Reproducibility Index

Notice: The reproducibility variables underlying each score are classified using an automated LLM-based pipeline, validated against a manually labeled dataset. LLM-based classification introduces uncertainty and potential bias; scores should be interpreted as estimates. Full accuracy metrics and methodology are described in Coakley et alK. L. Coakley, T. Snelleman, H. Hoos, and O. E. Gundersen, "The embrace of open science: An analysis of a decade of AI research and 56 800 conference papers," Under Review, 2026..

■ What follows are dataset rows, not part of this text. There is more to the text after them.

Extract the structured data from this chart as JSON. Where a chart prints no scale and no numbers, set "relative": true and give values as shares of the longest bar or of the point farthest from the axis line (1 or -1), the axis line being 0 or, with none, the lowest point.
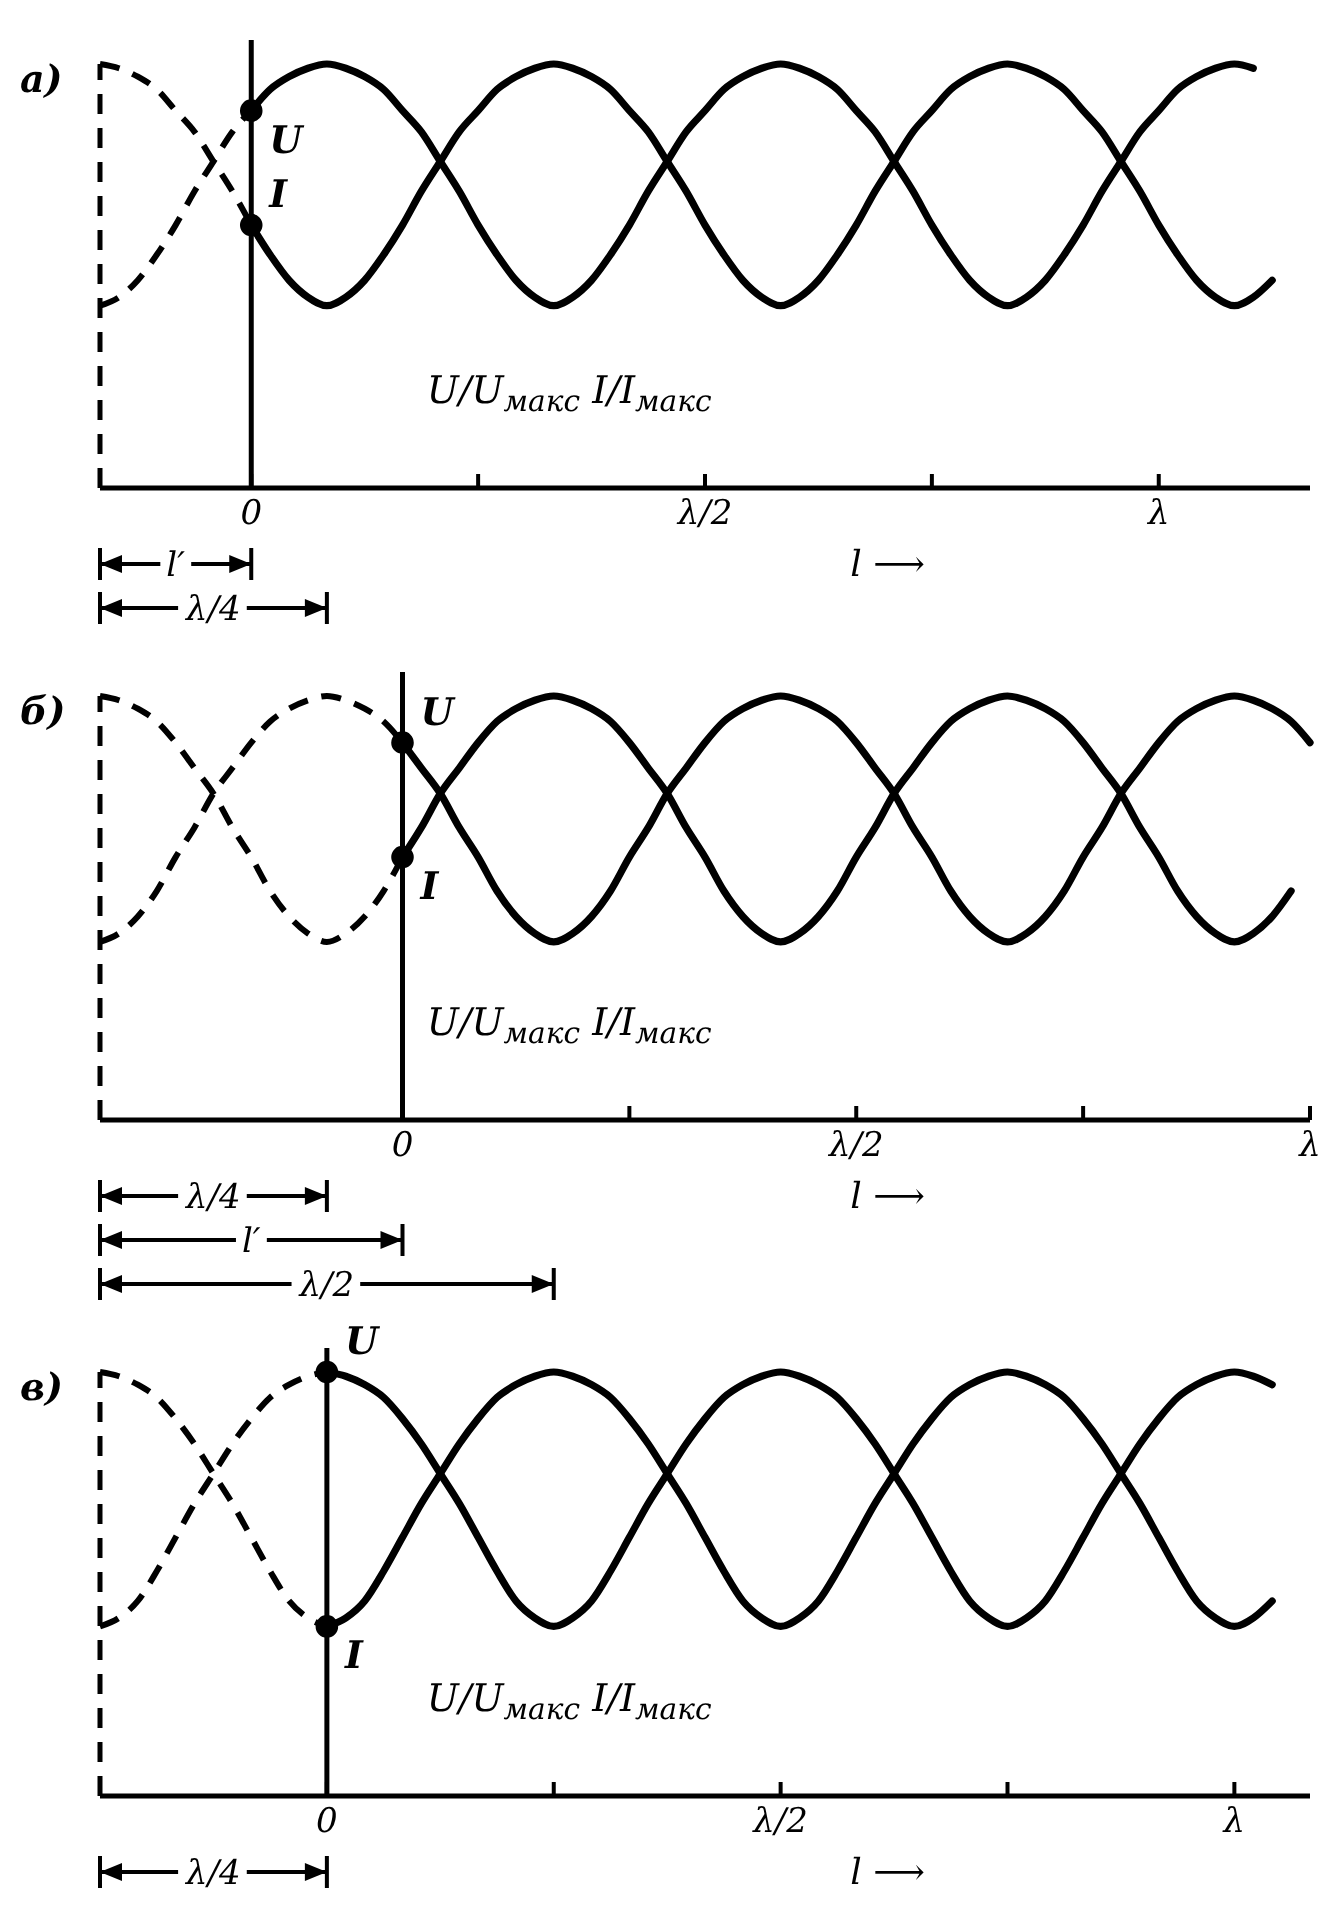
{
  "chart_data": [
    {
      "type": "line",
      "title": "а)",
      "xlabel": "l ⟶",
      "relative": true,
      "categories": [
        null,
        null,
        null,
        null,
        null,
        null,
        null,
        null,
        "0",
        null,
        null,
        null,
        null,
        null,
        null,
        null,
        null,
        null,
        null,
        null,
        null,
        null,
        null,
        null,
        null,
        null,
        null,
        null,
        null,
        null,
        null,
        null,
        "λ/2",
        null,
        null,
        null,
        null,
        null,
        null,
        null,
        null,
        null,
        null,
        null,
        null,
        null,
        null,
        null,
        null,
        null,
        null,
        null,
        null,
        null,
        null,
        null,
        "λ",
        null,
        null,
        null,
        null,
        null,
        null,
        null,
        null
      ],
      "annotations": [
        "U/U$_{макс}$ I/I$_{макс}$",
        "l′",
        "λ/4"
      ],
      "ref_lines": [
        {
          "axis": "x",
          "value": "0",
          "line_style": "solid"
        }
      ],
      "series": [
        {
          "color": "#000000",
          "line_style": "dashed",
          "values": [
            0.43,
            0.45,
            0.49,
            0.55,
            0.62,
            0.7,
            0.77,
            0.84,
            0.89,
            null,
            null,
            null,
            null,
            null,
            null,
            null,
            null,
            null,
            null,
            null,
            null,
            null,
            null,
            null,
            null,
            null,
            null,
            null,
            null,
            null,
            null,
            null,
            null,
            null,
            null,
            null,
            null,
            null,
            null,
            null,
            null,
            null,
            null,
            null,
            null,
            null,
            null,
            null,
            null,
            null,
            null,
            null,
            null,
            null,
            null,
            null,
            null,
            null,
            null,
            null,
            null,
            null,
            null,
            null,
            null
          ]
        },
        {
          "name": "U",
          "color": "#000000",
          "line_style": "solid",
          "values": [
            null,
            null,
            null,
            null,
            null,
            null,
            null,
            null,
            0.89,
            0.94,
            0.97,
            0.99,
            1.0,
            0.99,
            0.97,
            0.94,
            0.89,
            0.84,
            0.77,
            0.7,
            0.62,
            0.55,
            0.49,
            0.45,
            0.43,
            0.45,
            0.49,
            0.55,
            0.62,
            0.7,
            0.77,
            0.84,
            0.89,
            0.94,
            0.97,
            0.99,
            1.0,
            0.99,
            0.97,
            0.94,
            0.89,
            0.84,
            0.77,
            0.7,
            0.62,
            0.55,
            0.49,
            0.45,
            0.43,
            0.45,
            0.49,
            0.55,
            0.62,
            0.7,
            0.77,
            0.84,
            0.89,
            0.94,
            0.97,
            0.99,
            1.0,
            0.99,
            null,
            null,
            null
          ]
        },
        {
          "color": "#000000",
          "line_style": "dashed",
          "values": [
            1.0,
            0.99,
            0.97,
            0.94,
            0.89,
            0.84,
            0.77,
            0.7,
            0.62,
            null,
            null,
            null,
            null,
            null,
            null,
            null,
            null,
            null,
            null,
            null,
            null,
            null,
            null,
            null,
            null,
            null,
            null,
            null,
            null,
            null,
            null,
            null,
            null,
            null,
            null,
            null,
            null,
            null,
            null,
            null,
            null,
            null,
            null,
            null,
            null,
            null,
            null,
            null,
            null,
            null,
            null,
            null,
            null,
            null,
            null,
            null,
            null,
            null,
            null,
            null,
            null,
            null,
            null,
            null,
            null
          ]
        },
        {
          "name": "I",
          "color": "#000000",
          "line_style": "solid",
          "values": [
            null,
            null,
            null,
            null,
            null,
            null,
            null,
            null,
            0.62,
            0.55,
            0.49,
            0.45,
            0.43,
            0.45,
            0.49,
            0.55,
            0.62,
            0.7,
            0.77,
            0.84,
            0.89,
            0.94,
            0.97,
            0.99,
            1.0,
            0.99,
            0.97,
            0.94,
            0.89,
            0.84,
            0.77,
            0.7,
            0.62,
            0.55,
            0.49,
            0.45,
            0.43,
            0.45,
            0.49,
            0.55,
            0.62,
            0.7,
            0.77,
            0.84,
            0.89,
            0.94,
            0.97,
            0.99,
            1.0,
            0.99,
            0.97,
            0.94,
            0.89,
            0.84,
            0.77,
            0.7,
            0.62,
            0.55,
            0.49,
            0.45,
            0.43,
            0.45,
            0.49,
            null,
            null
          ]
        },
        {
          "type": "scatter",
          "color": "#000000",
          "marker": "circle",
          "x": [
            "0",
            "0"
          ],
          "values": [
            0.89,
            0.62
          ]
        }
      ]
    },
    {
      "type": "line",
      "title": "б)",
      "xlabel": "l ⟶",
      "relative": true,
      "categories": [
        null,
        null,
        null,
        null,
        null,
        null,
        null,
        null,
        null,
        null,
        null,
        null,
        null,
        null,
        null,
        null,
        "0",
        null,
        null,
        null,
        null,
        null,
        null,
        null,
        null,
        null,
        null,
        null,
        null,
        null,
        null,
        null,
        null,
        null,
        null,
        null,
        null,
        null,
        null,
        null,
        "λ/2",
        null,
        null,
        null,
        null,
        null,
        null,
        null,
        null,
        null,
        null,
        null,
        null,
        null,
        null,
        null,
        null,
        null,
        null,
        null,
        null,
        null,
        null,
        null,
        "λ"
      ],
      "annotations": [
        "U/U$_{макс}$ I/I$_{макс}$",
        "λ/4",
        "l′",
        "λ/2"
      ],
      "ref_lines": [
        {
          "axis": "x",
          "value": "0",
          "line_style": "solid"
        }
      ],
      "series": [
        {
          "color": "#000000",
          "line_style": "dashed",
          "values": [
            0.42,
            0.44,
            0.48,
            0.54,
            0.62,
            0.69,
            0.77,
            0.83,
            0.89,
            0.94,
            0.97,
            0.99,
            1.0,
            0.99,
            0.97,
            0.94,
            0.89,
            null,
            null,
            null,
            null,
            null,
            null,
            null,
            null,
            null,
            null,
            null,
            null,
            null,
            null,
            null,
            null,
            null,
            null,
            null,
            null,
            null,
            null,
            null,
            null,
            null,
            null,
            null,
            null,
            null,
            null,
            null,
            null,
            null,
            null,
            null,
            null,
            null,
            null,
            null,
            null,
            null,
            null,
            null,
            null,
            null,
            null,
            null,
            null
          ]
        },
        {
          "name": "U",
          "color": "#000000",
          "line_style": "solid",
          "values": [
            null,
            null,
            null,
            null,
            null,
            null,
            null,
            null,
            null,
            null,
            null,
            null,
            null,
            null,
            null,
            null,
            0.89,
            0.83,
            0.77,
            0.69,
            0.62,
            0.54,
            0.48,
            0.44,
            0.42,
            0.44,
            0.48,
            0.54,
            0.62,
            0.69,
            0.77,
            0.83,
            0.89,
            0.94,
            0.97,
            0.99,
            1.0,
            0.99,
            0.97,
            0.94,
            0.89,
            0.83,
            0.77,
            0.69,
            0.62,
            0.54,
            0.48,
            0.44,
            0.42,
            0.44,
            0.48,
            0.54,
            0.62,
            0.69,
            0.77,
            0.83,
            0.89,
            0.94,
            0.97,
            0.99,
            1.0,
            0.99,
            0.97,
            0.94,
            0.89
          ]
        },
        {
          "color": "#000000",
          "line_style": "dashed",
          "values": [
            1.0,
            0.99,
            0.97,
            0.94,
            0.89,
            0.83,
            0.77,
            0.69,
            0.62,
            0.54,
            0.48,
            0.44,
            0.42,
            0.44,
            0.48,
            0.54,
            0.62,
            null,
            null,
            null,
            null,
            null,
            null,
            null,
            null,
            null,
            null,
            null,
            null,
            null,
            null,
            null,
            null,
            null,
            null,
            null,
            null,
            null,
            null,
            null,
            null,
            null,
            null,
            null,
            null,
            null,
            null,
            null,
            null,
            null,
            null,
            null,
            null,
            null,
            null,
            null,
            null,
            null,
            null,
            null,
            null,
            null,
            null,
            null,
            null
          ]
        },
        {
          "name": "I",
          "color": "#000000",
          "line_style": "solid",
          "values": [
            null,
            null,
            null,
            null,
            null,
            null,
            null,
            null,
            null,
            null,
            null,
            null,
            null,
            null,
            null,
            null,
            0.62,
            0.69,
            0.77,
            0.83,
            0.89,
            0.94,
            0.97,
            0.99,
            1.0,
            0.99,
            0.97,
            0.94,
            0.89,
            0.83,
            0.77,
            0.69,
            0.62,
            0.54,
            0.48,
            0.44,
            0.42,
            0.44,
            0.48,
            0.54,
            0.62,
            0.69,
            0.77,
            0.83,
            0.89,
            0.94,
            0.97,
            0.99,
            1.0,
            0.99,
            0.97,
            0.94,
            0.89,
            0.83,
            0.77,
            0.69,
            0.62,
            0.54,
            0.48,
            0.44,
            0.42,
            0.44,
            0.48,
            0.54,
            null
          ]
        },
        {
          "type": "scatter",
          "color": "#000000",
          "marker": "circle",
          "x": [
            "0",
            "0"
          ],
          "values": [
            0.89,
            0.62
          ]
        }
      ]
    },
    {
      "type": "line",
      "title": "в)",
      "xlabel": "l ⟶",
      "relative": true,
      "categories": [
        null,
        null,
        null,
        null,
        null,
        null,
        null,
        null,
        null,
        null,
        null,
        null,
        "0",
        null,
        null,
        null,
        null,
        null,
        null,
        null,
        null,
        null,
        null,
        null,
        null,
        null,
        null,
        null,
        null,
        null,
        null,
        null,
        null,
        null,
        null,
        null,
        "λ/2",
        null,
        null,
        null,
        null,
        null,
        null,
        null,
        null,
        null,
        null,
        null,
        null,
        null,
        null,
        null,
        null,
        null,
        null,
        null,
        null,
        null,
        null,
        null,
        "λ",
        null,
        null,
        null,
        null
      ],
      "annotations": [
        "U/U$_{макс}$ I/I$_{макс}$",
        "λ/4"
      ],
      "ref_lines": [
        {
          "axis": "x",
          "value": "0",
          "line_style": "solid"
        }
      ],
      "series": [
        {
          "color": "#000000",
          "line_style": "dashed",
          "values": [
            0.4,
            0.42,
            0.46,
            0.53,
            0.61,
            0.69,
            0.76,
            0.83,
            0.89,
            0.94,
            0.97,
            0.99,
            1.0,
            null,
            null,
            null,
            null,
            null,
            null,
            null,
            null,
            null,
            null,
            null,
            null,
            null,
            null,
            null,
            null,
            null,
            null,
            null,
            null,
            null,
            null,
            null,
            null,
            null,
            null,
            null,
            null,
            null,
            null,
            null,
            null,
            null,
            null,
            null,
            null,
            null,
            null,
            null,
            null,
            null,
            null,
            null,
            null,
            null,
            null,
            null,
            null,
            null,
            null,
            null,
            null
          ]
        },
        {
          "name": "U",
          "color": "#000000",
          "line_style": "solid",
          "values": [
            null,
            null,
            null,
            null,
            null,
            null,
            null,
            null,
            null,
            null,
            null,
            null,
            1.0,
            0.99,
            0.97,
            0.94,
            0.89,
            0.83,
            0.76,
            0.69,
            0.61,
            0.53,
            0.46,
            0.42,
            0.4,
            0.42,
            0.46,
            0.53,
            0.61,
            0.69,
            0.76,
            0.83,
            0.89,
            0.94,
            0.97,
            0.99,
            1.0,
            0.99,
            0.97,
            0.94,
            0.89,
            0.83,
            0.76,
            0.69,
            0.61,
            0.53,
            0.46,
            0.42,
            0.4,
            0.42,
            0.46,
            0.53,
            0.61,
            0.69,
            0.76,
            0.83,
            0.89,
            0.94,
            0.97,
            0.99,
            1.0,
            0.99,
            0.97,
            null,
            null
          ]
        },
        {
          "color": "#000000",
          "line_style": "dashed",
          "values": [
            1.0,
            0.99,
            0.97,
            0.94,
            0.89,
            0.83,
            0.76,
            0.69,
            0.61,
            0.53,
            0.46,
            0.42,
            0.4,
            null,
            null,
            null,
            null,
            null,
            null,
            null,
            null,
            null,
            null,
            null,
            null,
            null,
            null,
            null,
            null,
            null,
            null,
            null,
            null,
            null,
            null,
            null,
            null,
            null,
            null,
            null,
            null,
            null,
            null,
            null,
            null,
            null,
            null,
            null,
            null,
            null,
            null,
            null,
            null,
            null,
            null,
            null,
            null,
            null,
            null,
            null,
            null,
            null,
            null,
            null,
            null
          ]
        },
        {
          "name": "I",
          "color": "#000000",
          "line_style": "solid",
          "values": [
            null,
            null,
            null,
            null,
            null,
            null,
            null,
            null,
            null,
            null,
            null,
            null,
            0.4,
            0.42,
            0.46,
            0.53,
            0.61,
            0.69,
            0.76,
            0.83,
            0.89,
            0.94,
            0.97,
            0.99,
            1.0,
            0.99,
            0.97,
            0.94,
            0.89,
            0.83,
            0.76,
            0.69,
            0.61,
            0.53,
            0.46,
            0.42,
            0.4,
            0.42,
            0.46,
            0.53,
            0.61,
            0.69,
            0.76,
            0.83,
            0.89,
            0.94,
            0.97,
            0.99,
            1.0,
            0.99,
            0.97,
            0.94,
            0.89,
            0.83,
            0.76,
            0.69,
            0.61,
            0.53,
            0.46,
            0.42,
            0.4,
            0.42,
            0.46,
            null,
            null
          ]
        },
        {
          "type": "scatter",
          "color": "#000000",
          "marker": "circle",
          "x": [
            "0",
            "0"
          ],
          "values": [
            1.0,
            0.4
          ]
        }
      ]
    }
  ]
}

On scalable and efficient training of diffusion samplers

Authors: Minkyu Kim, Kiyoung Seong, Dongyeop Woo, Sungsoo Ahn, Minsu Kim

NeurIPS 2025 | Venue PDF | LLM Run Details

Reproducibility Variable	Result	LLM Response
Research Type	Experimental	We show that SGDS, despite its simplicity, produces substantial gains over baseline diffusion samplers across benchmarks: classical Gaussian mixtures and the Manywell task; particle simulation problems like LJ-13 and LJ-55; and real-world molecules, Alanine Di-, Tri-, and Tetra-peptide. Our method significantly improves sample efficiency and scalability, marking a practical path towards highdimensional diffusion-based inference.
Researcher Affiliation	Academia	1Korea Advanced Institute of Science and Technology (KAIST) 2Mila Quebec AI Institute
Pseudocode	Yes	Algorithm 1 Training search-guided diffusion samplers (SGDS)
Open Source Code	Yes	Source code: https://github.com/minkyu1022/SGDS
Open Datasets	Yes	The reference samples can be downloaded from https://zenodo.org/records/15436773.
Dataset Splits	No	The paper describes methods for generating samples (e.g., MCMC chains, burn-in steps) and training on those generated samples, but it does not specify traditional train/validation/test splits of a pre-existing dataset.
Hardware Specification	No	The paper mentions memory limitations for PIS that require halving batch sizes due to the forward SDE computational graph, implying GPU memory constraints. However, it does not specify any particular GPU models, CPU models, or other hardware components used for running experiments.
Software Dependencies	No	The paper mentions "Torch ANI [16], a Py Torch implementation of ANI deep learning potentials", indicating the use of PyTorch and Torch ANI. However, specific version numbers for these software dependencies are not provided.
Experiment Setup	Yes	In all the experiments, we use four different random seeds and average the results of each run. We provide details of experimental settings in Appendix A.4, Table 4, and Table 5, and additional results in Appendix B. All methods adopt the PIS architecture [47, 39], with a joint network consisting of a two-layer MLP with 256 hidden dimensions. We run 25K epochs in both the first round and the second round. We train PIS at a learning rate of 1e-4, TB at a learning rate of 2e-4, and SGDS at a learning rate of 5e-4. We use 4 and 32 batch sizes for all methods except PIS in LJ-13 and LJ-55, respectively.